The terrorist “Islamic State of West Africa” (ISWA), more informally known as Boko Haram, is headquartered in northeastern Nigeria and is also active in the African states of Cameroon, Niger, and Chad. According to Amnesty International Boko Haram had 15,000 members in 2015, and has spawned several other Jihadist groups of several thousand members. The Obama State Department downplayed these numbers. The Nigerian Armed Forces have 162,000 active personnel, but both the Army and police may be heavily infiltrated by Boko Haram and other Islamists. Islam is most common in northern Nigeria, while Christianity is more common in southern Nigeria and some northern Nigerian cities. Some sources estimate that 30,000 Nigerians have been killed by Boko Haram since 1998.
Since 2009, Boko Haram has kidnapped more than 3,000 women and girls. In 2014, Boko Haram kidnapped 276 school girls from Chibok and announced their intention to sell them into slavery—almost inevitably sex slavery. Of the Chibok girls, some 50 have escaped.
Statistics gathered by the Nigerian Christian Association indicate that of the 1,484 Christians killed in Jihadist attacks between December 2014 and July 2015, 34 percent were women, and 30 percent were children. In the process they burned or destroyed 171 churches.
In May of this year, following an attack on a Christian church that killed two pastors and 20 parishioners, the National Christian Elders Forum, a wing of the Christian Association met with the British High Commission in hopes of gaining their support. Their executive summary included these assertions:
“It is clear to the Christian Elders that JIHAD has been launched in Nigeria by the Islamists of northern Nigeria led by the Fulani ethnic group [herdsmen]. This Jihad is based on the Doctrine of Hate taught in Mosques and Islamic Madrasas in northern Nigeria as well as the supremacist ideology of the Fulani. Using both conventional (violent) Jihad, and stealth (civilization) Jihad, the Islamists of northern Nigeria seem determined to turn Nigeria into an Islamic Sultanate and replace Liberal Democracy with Sharia as the National Ideology. The object, of course, is to supplant the Constitution with Sharia as the source of legislation. The current 1999 Constitution is plagued with dual conflicting ideology of Democracy and Sharia. There are certain values, which are non-negotiable in a pluralistic society, and it seems the advocates of the Caliphate do not respect this. A dual-ideology-driven Nigeria cannot be the Nigeria of our dream. We want a Nigeria, where citizens are treated equally before the law at all levels….bearing in mind that Christians constitute over 50 percent of the Nigerian population, the goal of the Islamists is bound to create serious conflicts, which if not checked, are capable of escalating into another civil war. Already the Islamists are murdering Christians with impunity and destroying vulnerable Christian places of worship and communities at an alarming and inhuman rate”
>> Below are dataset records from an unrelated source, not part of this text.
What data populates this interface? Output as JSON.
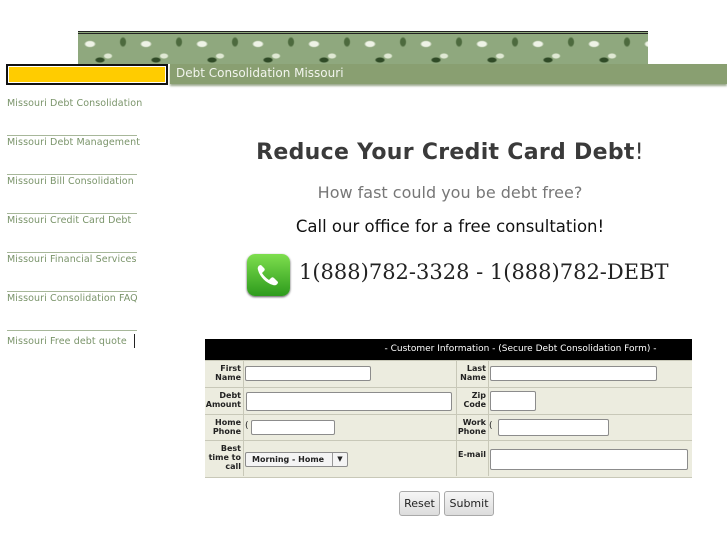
{
  "header": {
    "title": "Debt Consolidation Missouri"
  },
  "sidebar": {
    "items": [
      {
        "label": "Missouri Debt Consolidation"
      },
      {
        "label": "Missouri Debt Management"
      },
      {
        "label": "Missouri Bill Consolidation"
      },
      {
        "label": "Missouri Credit Card Debt"
      },
      {
        "label": "Missouri Financial Services"
      },
      {
        "label": "Missouri Consolidation FAQ"
      },
      {
        "label": "Missouri Free debt quote"
      }
    ]
  },
  "main": {
    "headline": "Reduce Your Credit Card Debt",
    "headline_mark": "!",
    "subheading": "How fast could you be debt free?",
    "call_text": "Call our office for a free consultation!",
    "phone_text": "1(888)782-3328 - 1(888)782-DEBT",
    "phone_icon": "phone-icon"
  },
  "form": {
    "title": "- Customer Information - (Secure Debt Consolidation Form) -",
    "first_name_label": "First Name",
    "last_name_label": "Last Name",
    "debt_amount_label": "Debt Amount",
    "zip_code_label": "Zip Code",
    "home_phone_label": "Home Phone",
    "work_phone_label": "Work Phone",
    "best_time_label": "Best time to call",
    "email_label": "E-mail",
    "paren": "(",
    "best_time_value": "Morning - Home",
    "reset_label": "Reset",
    "submit_label": "Submit"
  },
  "colors": {
    "accent_yellow": "#ffcc00",
    "header_green": "#899f71",
    "nav_text": "#7a946a"
  }
}
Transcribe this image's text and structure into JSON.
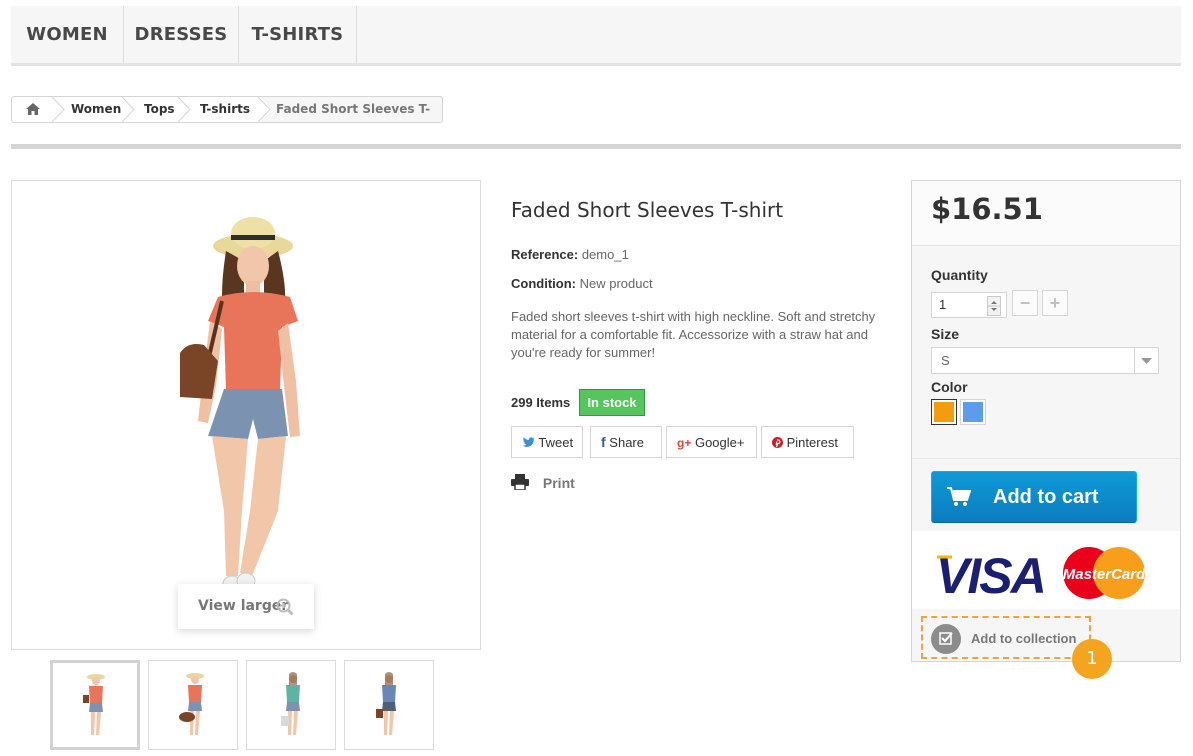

Well said, Christian Elders of Nigeria! If only the peoples of the West whose nations are already under attack by stealth and civilization Jihad, would hear the justice and common sense of your cry. Let Sweden, Germany, France, the UK, Spain, the U.S. Canada, and others wake up and vote out the appeasers of tyranny before it is too late. There may be only weeks or months until the fate of these nations will be won or lost. Pray for Nigeria and your country as well. We must stop our cowering political correctness and stand strong in the defense of truth, right, our common security and good, and the Faith of our Fathers.